A hundred years ago, when I was in high school, I read George Orwell’s novel, Nineteen Eighty-Four. In 1949, when it was published, it was satire. Today, it’s reality.
That Big Brother is everywhere already, let there be no doubt. Take your own money out of your own bank account via a bank machine transaction and your picture is taken as you do it. Walk through your workplace at any hour of the day or night and somebody is likely watching you. Stroll across Nathan Phillips Square to the front door of Toronto City Hall or sit down to eat in the Food Court at the Square One shopping centre in Mississauga and you are being videotaped doing it.
I shudder to think about it.
But here’s something that’s worse.
As anybody who’s read the book knows, Winston Smith, the central character of Nineteen Eight-Four, worked in the Ministry of Truth. His job was to rewrite history. People and events that existed previously didn’t, after he got finished with them. Situations, circumstances, happenings – they all disappeared or were changed substantially when Winston Smith "revised" the public record.
That was the part that bothered me more than anything else.
The news today is that this revisionism is going on right under our noses. The government of this country is intent on rewriting history.
(I hasten to say that this has nothing to do with political parties. It doesn’t matter if the federal government is Liberal, Conservative or NDP because it is government itself that is guilty of this crime.)
And why do I sound so alarmist? Allow me to explain.
Once upon a time in this world, tobacco companies could advertise. They can’t do that any more – at least in Canada. Although I find this abhorrent (if governments had any guts, which they don’t, they’d declare tobacco illegal and be done with it), it is the law.
The Targa Newfoundland is a car rally held every September. This year’s event starts Sept. 8 and goes until the 15th. The people who enter are in it for the glory; there’s no prize money. Just medallions and trophies – and bragging rights. Our own Jim Kenzie, who was one of the Targa's founders, will be in it. There is little advertising on the cars and certainly no tobacco sponsorships, which are, after all, illegal. It’s essentially a bunch of people getting together for the enjoyment of motor sport.
Last year, you will recall, there was a mishap. Driver Zahir Rana lost control of his Ferrari and it went into the ocean. He got out but – oh, the horror! – he was photographed looking at his million-dollar car in the water and he was wearing a red Ferrari driving suit that had the word MARLBORO on it. (Watch the video here.)
(You already know where this is going, don’t you?)
When Barrichello drove for the Scuderia, it was sponsored by Philip Morris and it was legal to advertise cigarettes. Rana bought himself a souvenir of that time in racing history. Nothing more.
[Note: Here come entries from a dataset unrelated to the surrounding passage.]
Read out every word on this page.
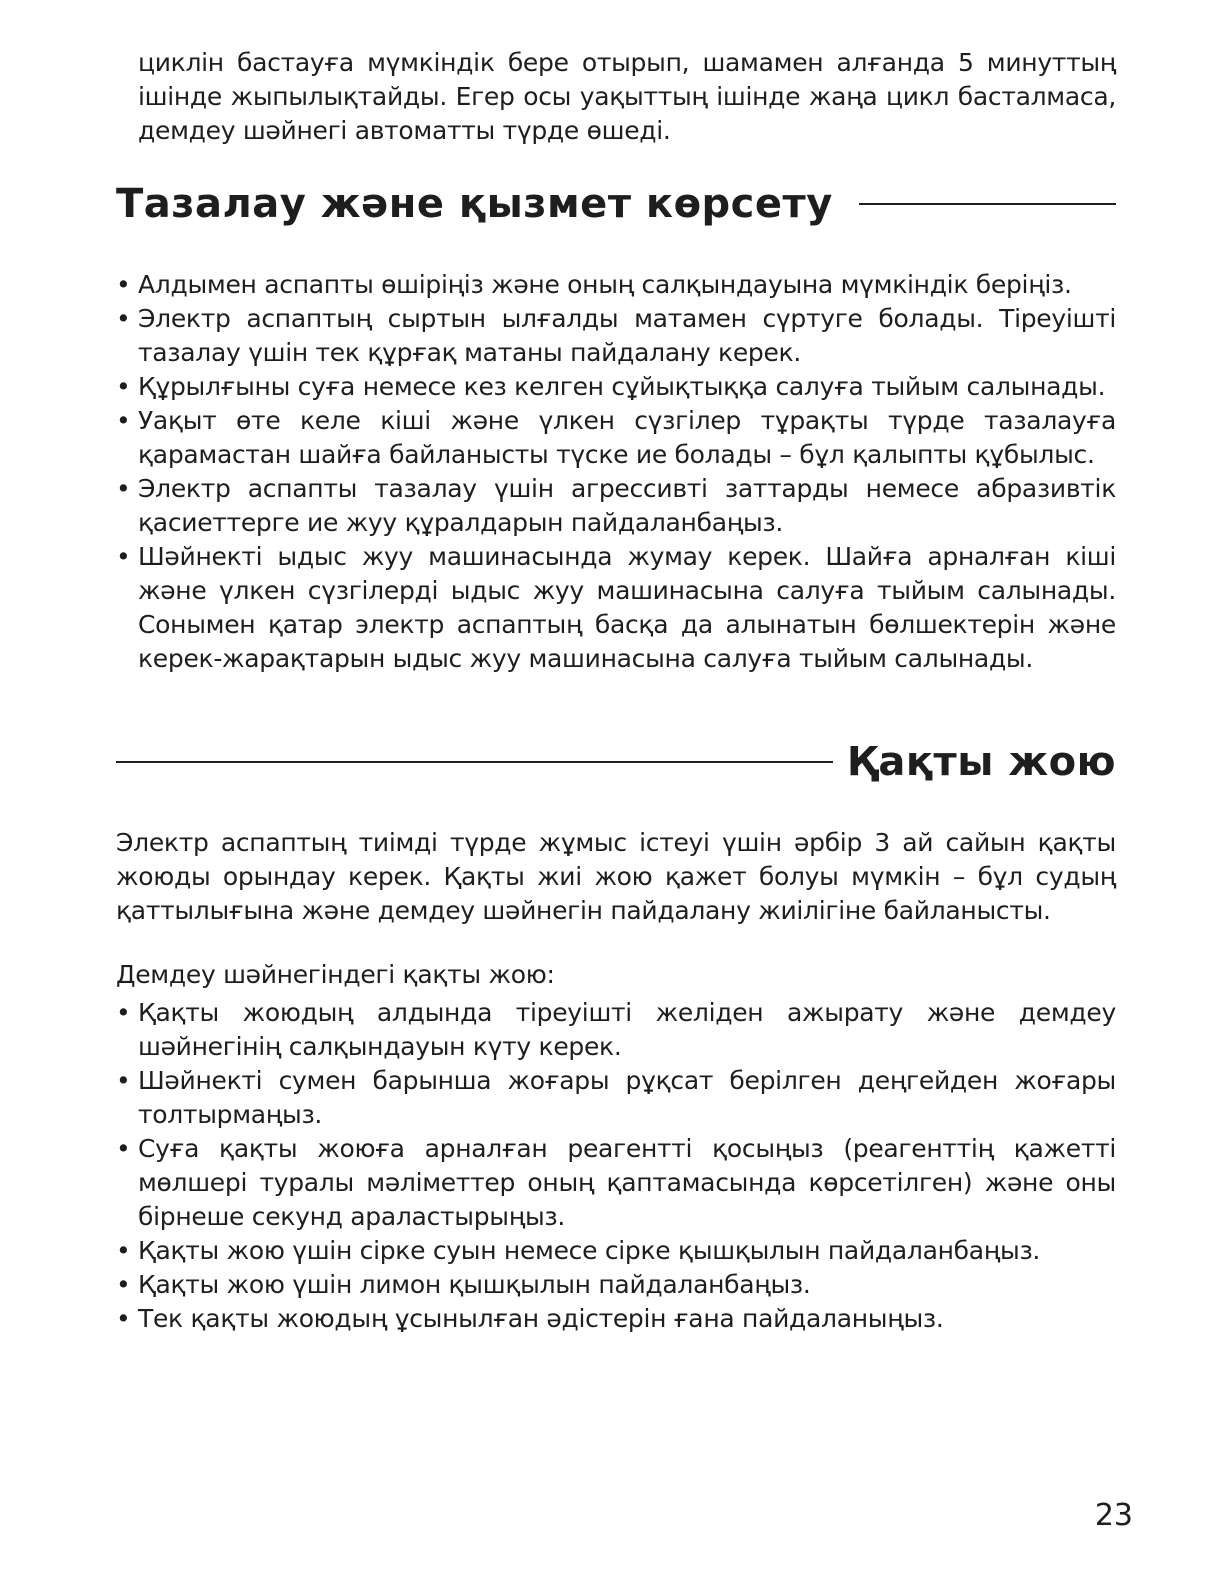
циклін бастауға мүмкіндік бере отырып, шамамен алғанда 5 минуттың ішінде жыпылықтайды. Егер осы уақыттың ішінде жаңа цикл басталмаса, демдеу шәйнегі автоматты түрде өшеді.

Тазалау және қызмет көрсету
• Алдымен аспапты өшіріңіз және оның салқындауына мүмкіндік беріңіз.
• Электр аспаптың сыртын ылғалды матамен сүртуге болады. Тіреуішті тазалау үшін тек құрғақ матаны пайдалану керек.
• Құрылғыны суға немесе кез келген сұйықтыққа салуға тыйым салынады.
• Уақыт өте келе кіші және үлкен сүзгілер тұрақты түрде тазалауға қарамастан шайға байланысты түске ие болады – бұл қалыпты құбылыс.
• Электр аспапты тазалау үшін агрессивті заттарды немесе абразивтік қасиеттерге ие жуу құралдарын пайдаланбаңыз.
• Шәйнекті ыдыс жуу машинасында жумау керек. Шайға арналған кіші және үлкен сүзгілерді ыдыс жуу машинасына салуға тыйым салынады. Сонымен қатар электр аспаптың басқа да алынатын бөлшектерін және керек-жарақтарын ыдыс жуу машинасына салуға тыйым салынады.
Қақты жою

Электр аспаптың тиімді түрде жұмыс істеуі үшін әрбір 3 ай сайын қақты жоюды орындау керек. Қақты жиі жою қажет болуы мүмкін – бұл судың қаттылығына және демдеу шәйнегін пайдалану жиілігіне байланысты.

Демдеу шәйнегіндегі қақты жою:

• Қақты жоюдың алдында тіреуішті желіден ажырату және демдеу шәйнегінің салқындауын күту керек.
• Шәйнекті сумен барынша жоғары рұқсат берілген деңгейден жоғары толтырмаңыз.
• Суға қақты жоюға арналған реагентті қосыңыз (реагенттің қажетті мөлшері туралы мәліметтер оның қаптамасында көрсетілген) және оны бірнеше секунд араластырыңыз.
• Қақты жою үшін сірке суын немесе сірке қышқылын пайдаланбаңыз.
• Қақты жою үшін лимон қышқылын пайдаланбаңыз.
• Тек қақты жоюдың ұсынылған әдістерін ғана пайдаланыңыз.
23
Somewhere along the line, somebody in Health Canada’s Tobacco Enforcement Office saw the photograph and the video of Zahir Rana wearing that uniform.
Oh-oh. You think we have a problem with guns in this country? That, apparently, pales in significance when compared to the crime committed by Zahir Rana last year when he drove his Ferrari into the Atlantic while wearing a souvenir racing uniform from a bygone era.
In recent weeks, Targa president Bob Giannou has received telephone calls and a letter from a Health Canada official to inform him "of currrent prohibitions regarding the promotion of tobacco products."
The letter goes on to say that you can’t promote tobacco products, which is something Mr. Giannou already knows.
But what that letter really said is this: Any reference to tobacco products whatsoever, even if the reference is historical, is not allowed.
Which means that, over time, threats like this from your government will ensure that any and all references to tobacco, by word or by photograph, will vanish from recorded Canadian history.
Winston Smith is alive and well and working in Ottawa for Health Canada.
Welcome to Nineteen Eight-Four — and you thought it was 2012.